War Stories From The Data Science Job Search

Most people would avoid the hiring process altogether if they could. Great stories come out of job searches and I have a few to tell with lessons for capturing top talent after each one.

Vin Vashishta | Originally Published: May 20th, 2021

Book time with me for Career Coaching or sign up for my Business Strategy for Data Scientists class.

In my Data Science Recruiting Strategies class, I don’t have time to tell all the great stories of hiring process calamity I have picked up along the way. I do talk about the secondary talent market that was built so we could bypass much of the disfunction. It’s really the stories of people who tried to get hired through the traditional process that drive home why the secondary market was built and why high-end talent get their jobs that way.

 

I had one Machine Learning Engineer tell me, “How am I supposed to fit all the skills I use to architect a MLOps platform on a resume? I had a recruiter once ask me for an updated resume. I sent them a free copy of my book. What do you want me to do?”

After a certain point, people have a body of work not a resume. Most recruiters don’t expect to be talking with an author or someone with peer reviewed publications. However, in Data Science, especially with senior level talent, it is pretty common to have published.

The traditional hiring marketplace doesn’t have a way to manage the shift from analyzing a single document to an online, publicly available body of work.

 

I hired an Applied Researcher who thanked me after the phone screen for not asking any stupid questions about background type information. I said, “You’re an associate professor at {well known University}. You’ve published. What else do I need to hear?”

They told me a story about being interviewed for a Senior Research position. Part way through the interview, they realized no one on the interview team was a Researcher. No one was qualified to assess their capabilities. “Why are you going through these questions if you don’t completely understand my answers?”

“HR and the CTO told us to build a list of questions and search for answers online.”

Companies are hiring their first Researcher or Machine Learning Engineer. They often don’t have anyone who can make a qualified hiring decision. Many people avoid being the first senior level hire because they aren’t willing to navigate a hiring process that doesn’t make any sense.

 

A Senior Data Scientist told me about an interview they were in. They got asked a question about a newer model architecture. They answered. The person who asked the question disputed their answer citing the original paper about the model architecture. The Senior Data Scientist had them bring up the actual paper and it got quiet when the interviewers realized they were talking to a co-author.
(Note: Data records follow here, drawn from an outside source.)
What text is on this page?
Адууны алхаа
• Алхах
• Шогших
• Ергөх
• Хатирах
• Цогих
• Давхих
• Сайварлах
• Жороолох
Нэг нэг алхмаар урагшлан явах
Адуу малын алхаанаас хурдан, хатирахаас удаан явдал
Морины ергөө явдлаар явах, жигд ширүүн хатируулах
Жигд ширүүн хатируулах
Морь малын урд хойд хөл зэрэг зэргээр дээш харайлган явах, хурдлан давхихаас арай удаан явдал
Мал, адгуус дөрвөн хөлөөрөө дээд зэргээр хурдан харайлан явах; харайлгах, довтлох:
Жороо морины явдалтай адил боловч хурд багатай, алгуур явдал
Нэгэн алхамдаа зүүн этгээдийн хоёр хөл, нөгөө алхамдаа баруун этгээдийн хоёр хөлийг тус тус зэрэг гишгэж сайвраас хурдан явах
I have a lot of stories like that one. Smart people who are excellent at their jobs are not always great interviewers. They’ll make up questions that sound good but don’t really assess the candidate’s ability to do the job. When that happens to senior level talent, they walk away.

In many cases, the interview process was built to assess entry level talent. Those do not translate well to high end talent and often reveal weaknesses in the team that the senior level hire is being brought in to fix.

 

One fresh college graduate told a story about an interview where they got asked a difficult question. After they finished their answer they asked, “Did I go through that completely and correctly?”

One interviewer said yes and another immediately contradicted them. They got into a heated argument over the right answer. Everyone just sat there and let it play out. What do you do to salvage an interview where people start yelling at each other?

Similar story. Multi-round interview started with the team and ended with the Director. The Director spent 20 minutes bad mouthing the team. They talked about who they were thinking of letting go. Who accepts a job offer after that?

Similar story++. One company was laying off part of the team but forcing the team to interview their replacements or they wouldn’t get their severance. Who said that out loud and still thought it was a good idea?

Companies who need someone experienced to come in and right the ship have their issues revealed during the interview process, although not normally this spectacularly. Many businesses are hiring leaders to rebuild the team around value creation and improved maturity. A traditional hiring process will drop hints about the worst of the team before the candidate can be sold on turning the team around.

 

War stories are funny after the job search is over but infuriating for candidates at the time. Senior Machine Learning talent have other options and quickly nope out of broken processes. They quickly fall into the secondary job market where new roles come to them. As soon as the community gets to see their capabilities, they are off the traditional job market for good.

With painful experiences like this one, who can blame them?